Martedì28 Settembre 2021

Importanti novità per la mediazione dal D.L. 28/2020


E' stato convertito in legge il D.L. n. 28/2020, recante importanti novità in tema di mediazione.

Con 256 voti favorevoli e 159 contrari, la Camera ha approvato in via definitiva la conversione in legge, con modifiche, del D.L. n. 28 del 30 aprile 2020, recante "misure urgenti per la funzionalità dei sistemi di intercettazioni di conversazioni e comunicazioni, ulteriori misure urgenti in materia di ordinamento penitenziario, nonché disposizioni integrative e di coordinamento in materia di giustizia civile, amministrativa e contabile e misure urgenti per l'introduzione del sistema di allerta Covid-19".

Tra le principali novità introdotte dal provvedimento, molte riguardano il processo civile con lo sdoganamento definitivo delle udienze da remoto e l'imposizione dell'obbligo generale di deposito telematico degli atti.

In tema di mediazione, poi, oltre a ribadire che gli incontri di mediazione possano svolgersi in via telematica, se tutte le parti coinvolte nel procedimento vi consentono, anche successivamente alla data del 31 luglio 2020 già prevista dal decreto Cura Italia, la norma ribadisce altresì che l'avvocato, che sottoscrive con firma digitale, può dichiarare autografa la sottoscrizione del proprio cliente collegato da remoto e apposta in calce al verbale e all'accordo di conciliazione. Il verbale relativo al procedimento di mediazione svoltosi in modalità telematica sarà, quindi, sottoscritto dal mediatore e dagli avvocati delle parti con firma digitale ai fini dell'esecutività dell'accordo.

Viene, poi, aggiunta l'ulteriore previsione, secondo cui il mediatore, apposta la propria firma digitale sull'accordo, lo trasmette agli avvocati delle parti tramite pec, affinché gli stessi, sempre via pec possano inoltrare all'ufficiale giudiziario l'istanza di notifica dell'accordo stesso. L'ufficiale giudiziario, a sua volta, estrarrà dall'allegato del messaggio di posta elettronica ricevuto le copie analogiche necessarie per eseguire la notificazione ai sensi degli artt. 137 e ss. del codice di procedura civile, mediante consegna di copia analogica dell'atto da lui dichiarata conforme all'originale ai sensi del CAD.

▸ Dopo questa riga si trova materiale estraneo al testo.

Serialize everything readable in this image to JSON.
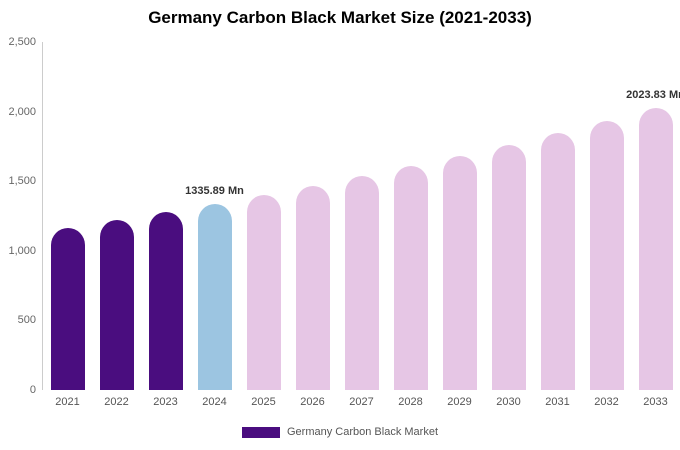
{
  "title": "Germany Carbon Black Market Size (2021-2033)",
  "legend": {
    "label": "Germany Carbon Black Market",
    "color": "#4a0d7f"
  },
  "colors": {
    "historical": "#4a0d7f",
    "current_year": "#9cc5e1",
    "forecast": "#e6c6e5",
    "axis_line": "#cccccc"
  },
  "chart_data": {
    "type": "bar",
    "title": "Germany Carbon Black Market Size (2021-2033)",
    "categories": [
      "2021",
      "2022",
      "2023",
      "2024",
      "2025",
      "2026",
      "2027",
      "2028",
      "2029",
      "2030",
      "2031",
      "2032",
      "2033"
    ],
    "values": [
      1163,
      1218,
      1276,
      1335.89,
      1399,
      1465,
      1534,
      1606,
      1682,
      1762,
      1845,
      1932,
      2023.83
    ],
    "unit": "Mn",
    "bar_colors": [
      "#4a0d7f",
      "#4a0d7f",
      "#4a0d7f",
      "#9cc5e1",
      "#e6c6e5",
      "#e6c6e5",
      "#e6c6e5",
      "#e6c6e5",
      "#e6c6e5",
      "#e6c6e5",
      "#e6c6e5",
      "#e6c6e5",
      "#e6c6e5"
    ],
    "annotations": [
      {
        "index": 3,
        "text": "1335.89 Mn"
      },
      {
        "index": 12,
        "text": "2023.83 Mn"
      }
    ],
    "xlabel": "",
    "ylabel": "",
    "ylim": [
      0,
      2500
    ],
    "yticks": [
      {
        "value": 0,
        "label": "0"
      },
      {
        "value": 500,
        "label": "500"
      },
      {
        "value": 1000,
        "label": "1,000"
      },
      {
        "value": 1500,
        "label": "1,500"
      },
      {
        "value": 2000,
        "label": "2,000"
      },
      {
        "value": 2500,
        "label": "2,500"
      }
    ],
    "grid": false,
    "legend_position": "bottom",
    "legend_entries": [
      "Germany Carbon Black Market"
    ]
  }
}
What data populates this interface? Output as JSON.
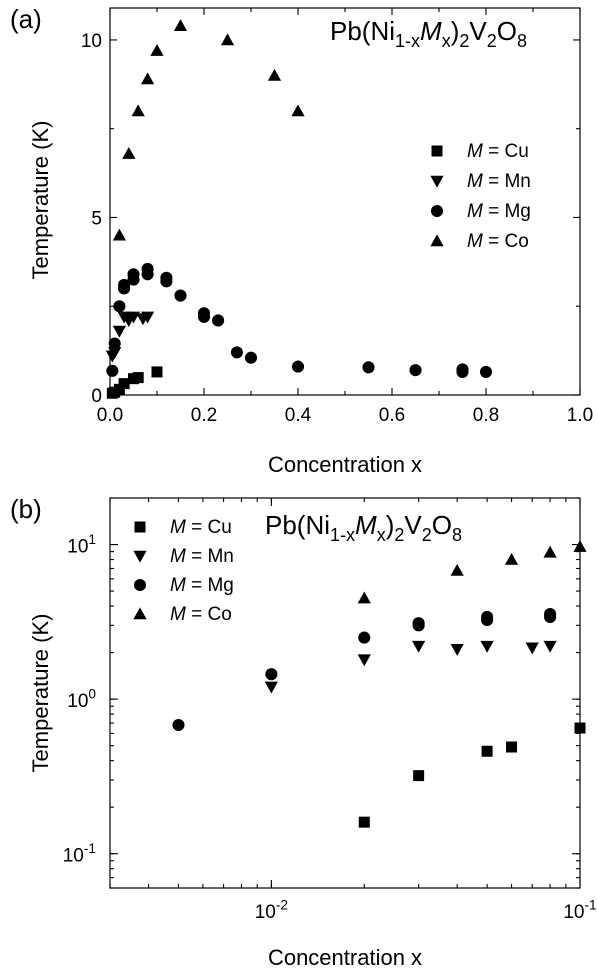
{
  "chart_data": [
    {
      "panel": "(a)",
      "type": "scatter",
      "title_parts": [
        "Pb(Ni",
        "1-x",
        "M",
        "x",
        ")",
        "2",
        "V",
        "2",
        "O",
        "8"
      ],
      "xlabel": "Concentration x",
      "ylabel": "Temperature (K)",
      "xlim": [
        0.0,
        1.0
      ],
      "ylim": [
        0,
        10.9
      ],
      "xscale": "linear",
      "yscale": "linear",
      "xticks": [
        0.0,
        0.2,
        0.4,
        0.6,
        0.8,
        1.0
      ],
      "xtick_labels": [
        "0.0",
        "0.2",
        "0.4",
        "0.6",
        "0.8",
        "1.0"
      ],
      "yticks": [
        0,
        5,
        10
      ],
      "ytick_labels": [
        "0",
        "5",
        "10"
      ],
      "legend_position": "right",
      "series": [
        {
          "name_prefix": "M",
          "name_rest": " = Cu",
          "marker": "square",
          "points": [
            [
              0.005,
              0.05
            ],
            [
              0.01,
              0.08
            ],
            [
              0.02,
              0.16
            ],
            [
              0.03,
              0.32
            ],
            [
              0.05,
              0.46
            ],
            [
              0.06,
              0.49
            ],
            [
              0.1,
              0.65
            ]
          ]
        },
        {
          "name_prefix": "M",
          "name_rest": " = Mn",
          "marker": "triangle-down",
          "points": [
            [
              0.005,
              1.1
            ],
            [
              0.01,
              1.2
            ],
            [
              0.02,
              1.8
            ],
            [
              0.03,
              2.2
            ],
            [
              0.04,
              2.1
            ],
            [
              0.05,
              2.2
            ],
            [
              0.07,
              2.15
            ],
            [
              0.08,
              2.2
            ]
          ]
        },
        {
          "name_prefix": "M",
          "name_rest": " = Mg",
          "marker": "circle",
          "points": [
            [
              0.005,
              0.68
            ],
            [
              0.01,
              1.45
            ],
            [
              0.02,
              2.5
            ],
            [
              0.03,
              3.0
            ],
            [
              0.03,
              3.1
            ],
            [
              0.05,
              3.25
            ],
            [
              0.05,
              3.4
            ],
            [
              0.08,
              3.4
            ],
            [
              0.08,
              3.55
            ],
            [
              0.12,
              3.2
            ],
            [
              0.12,
              3.3
            ],
            [
              0.15,
              2.8
            ],
            [
              0.2,
              2.3
            ],
            [
              0.2,
              2.2
            ],
            [
              0.23,
              2.1
            ],
            [
              0.27,
              1.2
            ],
            [
              0.3,
              1.05
            ],
            [
              0.4,
              0.8
            ],
            [
              0.55,
              0.78
            ],
            [
              0.65,
              0.7
            ],
            [
              0.75,
              0.65
            ],
            [
              0.75,
              0.72
            ],
            [
              0.8,
              0.65
            ]
          ]
        },
        {
          "name_prefix": "M",
          "name_rest": " = Co",
          "marker": "triangle-up",
          "points": [
            [
              0.02,
              4.5
            ],
            [
              0.04,
              6.8
            ],
            [
              0.06,
              8.0
            ],
            [
              0.08,
              8.9
            ],
            [
              0.1,
              9.7
            ],
            [
              0.15,
              10.4
            ],
            [
              0.25,
              10.0
            ],
            [
              0.35,
              9.0
            ],
            [
              0.4,
              8.0
            ]
          ]
        }
      ]
    },
    {
      "panel": "(b)",
      "type": "scatter",
      "title_parts": [
        "Pb(Ni",
        "1-x",
        "M",
        "x",
        ")",
        "2",
        "V",
        "2",
        "O",
        "8"
      ],
      "xlabel": "Concentration x",
      "ylabel": "Temperature (K)",
      "xlim": [
        0.003,
        0.1
      ],
      "ylim": [
        0.06,
        20
      ],
      "xscale": "log",
      "yscale": "log",
      "xtick_labels": [
        {
          "base": "10",
          "exp": "-2",
          "value": 0.01
        },
        {
          "base": "10",
          "exp": "-1",
          "value": 0.1
        }
      ],
      "ytick_labels": [
        {
          "base": "10",
          "exp": "-1",
          "value": 0.1
        },
        {
          "base": "10",
          "exp": "0",
          "value": 1
        },
        {
          "base": "10",
          "exp": "1",
          "value": 10
        }
      ],
      "legend_position": "top-left",
      "series": [
        {
          "name_prefix": "M",
          "name_rest": " = Cu",
          "marker": "square",
          "points": [
            [
              0.02,
              0.16
            ],
            [
              0.03,
              0.32
            ],
            [
              0.05,
              0.46
            ],
            [
              0.06,
              0.49
            ],
            [
              0.1,
              0.65
            ]
          ]
        },
        {
          "name_prefix": "M",
          "name_rest": " = Mn",
          "marker": "triangle-down",
          "points": [
            [
              0.01,
              1.2
            ],
            [
              0.02,
              1.8
            ],
            [
              0.03,
              2.2
            ],
            [
              0.04,
              2.1
            ],
            [
              0.05,
              2.2
            ],
            [
              0.07,
              2.15
            ],
            [
              0.08,
              2.2
            ]
          ]
        },
        {
          "name_prefix": "M",
          "name_rest": " = Mg",
          "marker": "circle",
          "points": [
            [
              0.005,
              0.68
            ],
            [
              0.01,
              1.45
            ],
            [
              0.02,
              2.5
            ],
            [
              0.03,
              3.0
            ],
            [
              0.03,
              3.1
            ],
            [
              0.05,
              3.25
            ],
            [
              0.05,
              3.4
            ],
            [
              0.08,
              3.4
            ],
            [
              0.08,
              3.55
            ]
          ]
        },
        {
          "name_prefix": "M",
          "name_rest": " = Co",
          "marker": "triangle-up",
          "points": [
            [
              0.02,
              4.5
            ],
            [
              0.04,
              6.8
            ],
            [
              0.06,
              8.0
            ],
            [
              0.08,
              8.9
            ],
            [
              0.1,
              9.7
            ]
          ]
        }
      ]
    }
  ]
}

Altra importantissima novità, poi, riguarda l'estensione dell'obbligo della mediazione nelle controversie contrattuali legate all'emergenza da COVID-19.

Fermo restando che l'art. 6-bis del D.L. n. 6/2020 aveva già stabilito che il rispetto delle misure di contenimento dell'emergenza da COVID-19 fosse sempre valutato ai fini dell'esclusione, ex artt. 1218 e 1223 c.c., della responsabilità del debitore, anche relativamente all'applicazione di eventuali decadenze o penali connesse a ritardati o omessi adempimenti, la norma in esame dispone ora che, nelle controversie in materia di obbligazioni contrattuali, nelle quali appunto il rispetto delle misure di contenimento può essere valutato ai sensi dell'articolo sopra ricordato, il preventivo esperimento del procedimento di mediazione costituisce condizione di procedibilità della domanda.

Pur non essendo particolarmente chiara nella sua lettura testuale, la norma in questione apre comunque un importante spiraglio per un ricorso generalizzato alla mediazione nella gestione di tutti i contenziosi derivanti dalla situazione emergenziale degli ultimi mesi, o comunque ad essa in qualche modo connessi.